Peronistas, radicales y otros bloques (los juecistas votaron divididos) apoyaron el proyecto que no castiga a la actividad económica del noroeste provincial. Quejas de ambientalistas.
El proyecto fue aprobado con los votos de los bloques Unión por Córdoba y Unión Cívica Radical, y las bancadas unipersonales de la Unión Vecinal Federal, PRO y Movimiento Patriótico. Los juecistas votaron divididos: cuatro de ellos lo hicieron a favor (Eduardo Bischoff, Rodrigo Serna, César Seculini y Esmeralda Rodríguez) y el resto en contra, incluido el presidente del bloque, Roberto Birri. Defendieron la iniciativa que aplaudían los ambientalistas los legisladores de Concertación Plural, Frente para la Victoria, Coalición Cívica, Vecinalismo Independiente, Peronismo Militante e Izquierda Socialista, y parte de los juecistas.
“Se arrancó el trabajo legislativo con dos posiciones encontradas: de un lado la COTBN (Comisión de Ordenamiento Territorial de los Bosques Nativos), y del otro las entidades ruralistas, y hemos avanzado en una iniciativa legislativa que integre a los dos sectores, con el mayor equilibrio posible”, explicó el vecinalista federal José Maiocco, quien defendió el despacho de la mayoría y recogió, mediante insultos, la intolerancia de los ambientalistas que siguieron el debate desde las gradas.
“El proyecto de la COTBN no era una buena ley porque dejaba afuera al hombre” (Maiocco)
Advirtió Maiocco que “el proyecto de la COTBN no era una buena ley porque dejaba afuera al hombre, apuntaba a restringir la producción de la zona noroeste, la más pobre”. “Excluía la posibilidad de producción -agregó- para aquellos pequeños productores que cuidan el bosque”. Incluso, calculó que la pérdida de fuentes de trabajo, con la iniciativa de los ambientalistas, sería de alrededor de 50 mil.
El proyecto de los ambientalistas, y que apoyaron algunos legisladores, pretendía que en las “zonas rojas”, aquellas donde están los bosques nativos, quede prohibido cualquier tipo de actividad productiva. En cambio, el proyecto aprobado anoche lo permitió siempre que sea “sustentable” y esté adaptado al plan de conservación. Hubo otras diferencias entre ambos proyectos, pero ésta fue la más discutida.
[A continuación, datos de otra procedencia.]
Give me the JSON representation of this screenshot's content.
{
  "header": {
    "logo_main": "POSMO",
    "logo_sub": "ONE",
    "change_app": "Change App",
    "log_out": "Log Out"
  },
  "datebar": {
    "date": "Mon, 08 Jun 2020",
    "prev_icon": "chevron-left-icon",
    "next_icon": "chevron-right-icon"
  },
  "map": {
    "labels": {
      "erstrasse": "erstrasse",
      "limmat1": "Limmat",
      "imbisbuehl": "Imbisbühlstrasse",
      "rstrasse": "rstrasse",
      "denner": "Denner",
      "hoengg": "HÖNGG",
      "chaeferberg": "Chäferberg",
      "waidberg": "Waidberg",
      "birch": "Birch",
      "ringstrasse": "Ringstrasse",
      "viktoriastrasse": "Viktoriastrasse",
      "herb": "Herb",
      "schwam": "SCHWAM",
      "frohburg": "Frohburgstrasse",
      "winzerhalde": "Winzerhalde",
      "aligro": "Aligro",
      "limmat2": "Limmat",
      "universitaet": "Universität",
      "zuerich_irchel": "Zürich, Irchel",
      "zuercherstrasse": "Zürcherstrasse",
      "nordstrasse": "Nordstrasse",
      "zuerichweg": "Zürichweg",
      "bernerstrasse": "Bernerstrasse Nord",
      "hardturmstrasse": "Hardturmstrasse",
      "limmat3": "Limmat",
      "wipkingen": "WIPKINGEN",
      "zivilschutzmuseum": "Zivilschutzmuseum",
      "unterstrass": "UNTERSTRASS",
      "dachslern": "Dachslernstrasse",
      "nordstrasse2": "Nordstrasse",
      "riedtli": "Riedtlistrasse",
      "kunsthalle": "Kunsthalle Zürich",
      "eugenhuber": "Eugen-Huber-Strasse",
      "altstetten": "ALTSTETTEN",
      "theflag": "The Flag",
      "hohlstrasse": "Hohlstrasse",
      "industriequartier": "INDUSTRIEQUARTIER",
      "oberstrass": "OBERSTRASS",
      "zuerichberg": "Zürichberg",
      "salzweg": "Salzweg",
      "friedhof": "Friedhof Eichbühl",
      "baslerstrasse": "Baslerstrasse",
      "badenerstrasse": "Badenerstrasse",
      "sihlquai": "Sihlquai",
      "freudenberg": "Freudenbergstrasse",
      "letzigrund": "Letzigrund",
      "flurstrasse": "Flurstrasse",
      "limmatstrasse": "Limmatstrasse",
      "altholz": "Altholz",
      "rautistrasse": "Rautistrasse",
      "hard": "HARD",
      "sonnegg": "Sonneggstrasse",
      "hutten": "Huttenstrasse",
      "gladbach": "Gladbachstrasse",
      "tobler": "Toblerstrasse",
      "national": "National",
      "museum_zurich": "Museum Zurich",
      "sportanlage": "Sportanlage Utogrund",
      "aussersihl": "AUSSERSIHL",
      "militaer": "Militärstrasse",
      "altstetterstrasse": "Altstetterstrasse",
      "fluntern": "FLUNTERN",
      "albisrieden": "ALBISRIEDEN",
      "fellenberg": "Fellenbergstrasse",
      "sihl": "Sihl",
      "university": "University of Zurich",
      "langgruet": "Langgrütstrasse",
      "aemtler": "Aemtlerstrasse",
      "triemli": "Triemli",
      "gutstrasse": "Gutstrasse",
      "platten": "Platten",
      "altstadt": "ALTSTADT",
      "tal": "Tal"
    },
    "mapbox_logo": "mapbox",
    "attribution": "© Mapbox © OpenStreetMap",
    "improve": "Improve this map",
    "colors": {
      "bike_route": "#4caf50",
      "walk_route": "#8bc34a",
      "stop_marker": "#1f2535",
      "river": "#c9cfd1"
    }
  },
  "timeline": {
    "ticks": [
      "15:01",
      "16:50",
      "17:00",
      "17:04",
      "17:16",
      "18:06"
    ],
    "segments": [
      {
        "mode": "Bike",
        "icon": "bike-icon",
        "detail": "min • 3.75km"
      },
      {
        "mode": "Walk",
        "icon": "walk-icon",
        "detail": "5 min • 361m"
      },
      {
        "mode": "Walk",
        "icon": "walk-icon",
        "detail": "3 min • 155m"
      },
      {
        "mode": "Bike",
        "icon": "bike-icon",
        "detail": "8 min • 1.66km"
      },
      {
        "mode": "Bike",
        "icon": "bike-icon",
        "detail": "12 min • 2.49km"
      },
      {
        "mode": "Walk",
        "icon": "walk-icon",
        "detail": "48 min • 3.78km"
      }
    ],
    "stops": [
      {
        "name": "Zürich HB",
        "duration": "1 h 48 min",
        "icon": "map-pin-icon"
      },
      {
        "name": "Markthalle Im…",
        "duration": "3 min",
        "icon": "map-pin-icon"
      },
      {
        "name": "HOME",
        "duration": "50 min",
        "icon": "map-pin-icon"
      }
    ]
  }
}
Marcelo Falo (Unión por Córdoba), presidente de la Comisión de Asuntos Ecológicos, se llevó las felicitaciones de casi todos los bloques por su trabajo para acercar las partes, pero el propio delasotista consideró que para él era “una jornada medio tristonia” porque prefería otro proyecto que había realizado y que no alcanzó el consenso necesario. De todos modos, pidió a los demás legisladores que voten el proyecto despachado porque se logró lo mejor posible.
Alejandra Matar (Unión Cívica Radical) destacó que “es posible un uso múltiple del territorio” y que también puede desalentarse, con la nueva legislación “el uso irracional del suelo”. Y, recalcó: “La ley no es la gestión, es un instrumento y el gobierno tiene la última palabra”.
“Esta ley es un paso inseguro, que está mostrando debilidades”, acusó Augusto Varas (Frente Cívico y Social), quien asimismo criticó la reducción, respecto al proyecto ambientalista, de la zona protegida en los márgenes de los ríos y el achicamiento de la superficie total de las zonas rojas (de 5 a 1 millón de hectáreas, aproximadamente).
Enrique Asbert (Concertación Plural) aportó una hipótesis: que Manuel Belgrano habría votado en contra. Omar Ruiz (Coalición Cívica) criticó a la Provincia por la “falta de una política ambiental”, y señaló que en Salta la Justicia obligó a rehacer la ley aprobada allí porque no cumplía correctamente con la norma nacional, de la que todas estas legislaciones son adaptaciones.